Aufgebrochen – Die Fotos weg – Es tut so weh!

Liebe Leser!

Wie ihr alle gemerkt habt, fehlen die Fotos. Das hat einen traurigen Grund. Nachdem wir Irkutsk erreichten und unsere Fahrzeuge im Stadionrund von Dynamo Irkutsk platziert hatten, Sport trieben, wussten, dass auch Freddy und Myrtha die Moerderstrecke gut ueberstanden hatten, einfach ausgelassen waren, kam die Nacht. Alle schliefen, ich schrieb und bereitete die Internetreportage und den naechsten Tag vor.

Um zwei Uhr lockte man mich mit einem Vorwand aus dem Auto, ich dachte, den unsrigen helfen zu muessen. Dabei wurde in mein Auto eingedrungen und das Kostbarste entrissen. Der Computer, auf dem ein grosser Teil der Fotos war. Ohnehin durch die Pannenserie der letzten Tage voellig uebermuedet, verfiel ich in eine Mischung aus Depression, Schock und Lethargie. So viel Muehen umsonst, ich, der alle warnt vor Zecken und Dieben, werde von beidem heimgesucht. Weine nun innerlich und kann mir nicht verzeihen, nicht eine Sicherheitskopie der letzten 14 Tage gemacht zu haben. Wir waren durch die verdammten Pannen einfach zu sehr ausgelastet, sonst haetten wir vielleicht…. Haetten – wenn – wuerden – das interessiert niemanden mehr.

Habe verzweifelt versucht, ueber Polizei, Buergermeister und Presse (es waren drei TV-Sender und alle Irkutsker Zeitungen da) an die Diebe zu appelieren uns das Geraet oder die Daten doch zurueck zu geben, auch ohne Strafe. Habe eine Belohnung von 150.000 Rubel im Fernsehen fuer das Geraet ausgelobt, so wichtig sind mir die Daten. Zu allem Unglueck bekam ich noch den falschen Typ des Rechners per sms mitgeteilt, sodass nun alle Irkutsker ein anderes Modell suchen. Oh, das tut wirklich weh, mein bisheriger persoenlicher Tiefpunkt der Reise.

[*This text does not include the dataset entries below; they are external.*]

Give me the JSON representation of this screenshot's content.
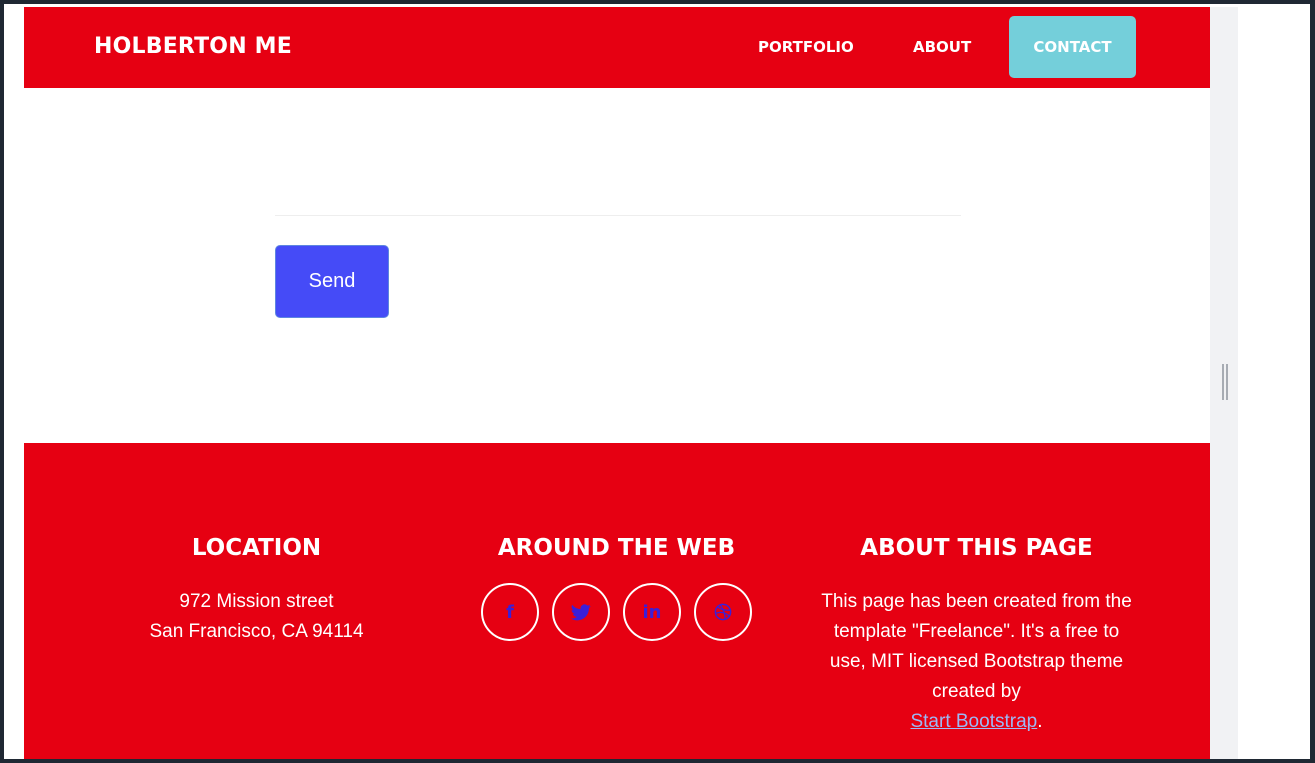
{
  "navbar": {
    "brand": "HOLBERTON ME",
    "links": [
      "PORTFOLIO",
      "ABOUT",
      "CONTACT"
    ],
    "brand_color": "#e60012",
    "active_color": "#74cfda"
  },
  "form": {
    "send_label": "Send",
    "button_color": "#454bf7"
  },
  "footer": {
    "location": {
      "title": "LOCATION",
      "line1": "972 Mission street",
      "line2": "San Francisco, CA 94114"
    },
    "web": {
      "title": "AROUND THE WEB",
      "icons": [
        "facebook-icon",
        "twitter-icon",
        "linkedin-icon",
        "dribbble-icon"
      ],
      "icon_glyphs": [
        "f",
        "",
        "in",
        ""
      ]
    },
    "about": {
      "title": "ABOUT THIS PAGE",
      "text": "This page has been created from the template \"Freelance\". It's a free to use, MIT licensed Bootstrap theme created by",
      "link_text": "Start Bootstrap",
      "trailing": "."
    }
  }
}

Ihr seht, ich schreibe nichts ueber Land und Leute, hoffe, dass ich konditionell wieder auf die Beine komme, schliesslich war ich die letzte Nacht nur in Polizeistationen, hatte, ohnehin schon uebermuedet, gar keinen Schlaf und fuehle mich nun so mies. Dies Zeilen fallen mir schwer, auch der finanzielle Verlust ist fuer mich betraechtlich. Das Schicksal meint es gegenwaertig nicht gut mit mir, – auch mein Haenger ist nun in der Werkstatt gelandet und muss bearbeitet werden, aber ich denke, das geht vorbei. Wir wollen morgen zum Baikalsee, 5 Tage Ruhe und dann werde ich neue Kraft sammeln.

5 Tage ohne Nachrichten, wir wollen auf die wunderschoene Insel Olchon des riesigen Sees reisen. Dort wollen wir einmal alleine sein.

Euer Kostya

PS: Freddy und Myrtha sind gerade bei uns angekommen, wir sind nun wieder komplett. Alle am Baikalsee.